2.Stato di sviluppo dell'azione
Dal 1985 il titolo è stato assegnato a 82 città diverse in tutti gli Stati membri dell'UE (compreso il Regno Unito fino all'entrata in vigore dell'accordo di recesso nel 2020) e a città di 5 paesi terzi: Islanda (2000), Turchia (2010), Norvegia (2000, 2008, 2024), Serbia (2022) e Macedonia del Nord (2028). Ai sensi dell'attuale base giuridica sono state selezionate 22 città, 13 delle quali ospitavano/ospitano l'azione al momento della stesura della presente comunicazione, mentre 9 sono state selezionate e stanno preparando il loro anno come capitali europee della cultura.
La decisione n. 445/2014/UE, modificata nel 2017 per integrare i paesi dell'Associazione europea di libero scambio che sono parti contraenti dell'accordo sullo Spazio economico europeo, è stata nuovamente modificata nel 2020 a causa della pandemia di COVID-19. Ha offerto a entrambe le Capitali europee della cultura 2020 (Fiume e Galway) la possibilità di prorogare l'anno del titolo fino al 30 aprile 2021. Inoltre l'anno del titolo è stato rinviato dal 2021 al 2023 per Timișoara ed Elefsina, mentre per Novi Sad è stato posticipato dal 2021 al 2022.
La concessione dello status di paese candidato all'adesione all'UE all'Ucraina e alla Georgia nel 2022 e nel 2023 le ha rese entrambe ammissibili al concorso aperto alle città dei paesi terzi, in quanto ambedue partecipano anche al programma Europa creativa.

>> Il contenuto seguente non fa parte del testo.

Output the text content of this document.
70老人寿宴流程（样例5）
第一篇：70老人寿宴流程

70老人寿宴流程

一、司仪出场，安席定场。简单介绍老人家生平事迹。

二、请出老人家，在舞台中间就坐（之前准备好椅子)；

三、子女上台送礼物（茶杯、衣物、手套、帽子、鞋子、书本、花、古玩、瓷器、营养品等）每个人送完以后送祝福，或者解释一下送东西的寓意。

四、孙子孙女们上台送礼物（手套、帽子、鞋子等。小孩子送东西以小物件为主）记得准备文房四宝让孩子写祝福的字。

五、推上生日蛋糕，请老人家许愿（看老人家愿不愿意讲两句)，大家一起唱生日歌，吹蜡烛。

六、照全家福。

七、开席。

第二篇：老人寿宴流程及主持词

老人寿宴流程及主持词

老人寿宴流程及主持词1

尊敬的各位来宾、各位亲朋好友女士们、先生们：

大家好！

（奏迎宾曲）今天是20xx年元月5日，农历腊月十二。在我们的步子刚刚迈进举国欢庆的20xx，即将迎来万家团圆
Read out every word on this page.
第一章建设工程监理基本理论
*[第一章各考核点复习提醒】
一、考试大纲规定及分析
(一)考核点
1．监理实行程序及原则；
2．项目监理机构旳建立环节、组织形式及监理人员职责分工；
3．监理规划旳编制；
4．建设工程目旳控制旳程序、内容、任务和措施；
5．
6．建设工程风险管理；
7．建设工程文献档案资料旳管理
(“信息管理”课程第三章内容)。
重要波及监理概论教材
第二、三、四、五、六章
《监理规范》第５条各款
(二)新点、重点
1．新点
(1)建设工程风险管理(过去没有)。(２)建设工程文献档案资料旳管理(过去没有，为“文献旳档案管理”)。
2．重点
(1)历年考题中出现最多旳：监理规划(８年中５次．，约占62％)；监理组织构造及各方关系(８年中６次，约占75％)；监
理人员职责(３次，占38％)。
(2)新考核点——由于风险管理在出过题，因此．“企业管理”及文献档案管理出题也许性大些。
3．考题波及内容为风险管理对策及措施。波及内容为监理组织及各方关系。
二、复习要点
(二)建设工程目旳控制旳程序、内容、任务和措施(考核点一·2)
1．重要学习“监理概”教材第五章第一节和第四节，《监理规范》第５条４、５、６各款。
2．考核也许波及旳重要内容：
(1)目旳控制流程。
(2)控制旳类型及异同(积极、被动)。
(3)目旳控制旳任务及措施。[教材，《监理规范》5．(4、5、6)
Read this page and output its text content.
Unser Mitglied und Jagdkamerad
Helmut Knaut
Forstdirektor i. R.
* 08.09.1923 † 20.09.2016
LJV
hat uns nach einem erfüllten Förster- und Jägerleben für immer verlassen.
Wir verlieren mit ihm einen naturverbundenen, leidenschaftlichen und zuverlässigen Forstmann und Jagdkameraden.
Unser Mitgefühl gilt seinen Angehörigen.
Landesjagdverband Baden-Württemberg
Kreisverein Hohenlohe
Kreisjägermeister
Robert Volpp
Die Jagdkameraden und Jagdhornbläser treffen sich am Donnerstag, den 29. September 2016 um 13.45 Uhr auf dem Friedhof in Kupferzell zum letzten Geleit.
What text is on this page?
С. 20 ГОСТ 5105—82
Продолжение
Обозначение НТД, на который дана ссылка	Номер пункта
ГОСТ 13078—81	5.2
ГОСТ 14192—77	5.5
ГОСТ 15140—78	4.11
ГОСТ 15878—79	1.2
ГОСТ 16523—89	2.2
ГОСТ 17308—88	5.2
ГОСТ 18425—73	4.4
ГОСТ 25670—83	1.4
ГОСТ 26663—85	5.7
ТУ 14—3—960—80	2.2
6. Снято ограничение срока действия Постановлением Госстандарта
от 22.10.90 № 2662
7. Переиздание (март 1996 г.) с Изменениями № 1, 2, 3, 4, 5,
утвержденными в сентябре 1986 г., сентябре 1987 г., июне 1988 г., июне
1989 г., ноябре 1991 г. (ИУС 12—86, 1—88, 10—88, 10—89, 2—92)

3.Risultati della valutazione: successi e sfide
Efficacia
Si è constatato che l'azione "Capitali europee della cultura" ha stimolato un aumento delle attività culturali e un ampliamento dell'offerta culturale nelle città ospitanti, in termini sia di genere che di ubicazione. Esaminando le valutazioni locali dell'azione tra il 2013 e il 2022, un classico anno del titolo è costituito da circa 1 000-1 200 attività culturali distinte. L'iniziativa ha inoltre avuto un effetto considerevole sugli investimenti nelle infrastrutture e nelle attività culturali delle città ospitanti, le cui amministrazioni hanno spesso visto pressoché quintuplicare i loro bilanci culturali dopo avere ospitato l'azione. Dai dati ufficiali sull'affluenza registrata dalle Capitali europee della cultura negli anni 2013-2022 emerge che in tale periodo circa 38,5 milioni di persone hanno partecipato ad attività culturali sostenute dall'azione come membri del pubblico, curatori o beneficiari di progetti. Tale dinamismo, insieme alla possibilità per il pubblico di partecipare gratuitamente a numerosi eventi, ha contribuito ad ampliare la platea dei fruitori di cultura e ha incoraggiato le persone poco coinvolte sul piano culturale a prendere parte ad attività di questo tipo. Ad esempio, diverse Capitali europee della cultura hanno coinvolto studenti, persone provenienti da contesti svantaggiati (come migranti e disoccupati) e abitanti dei quartieri periferici cittadini.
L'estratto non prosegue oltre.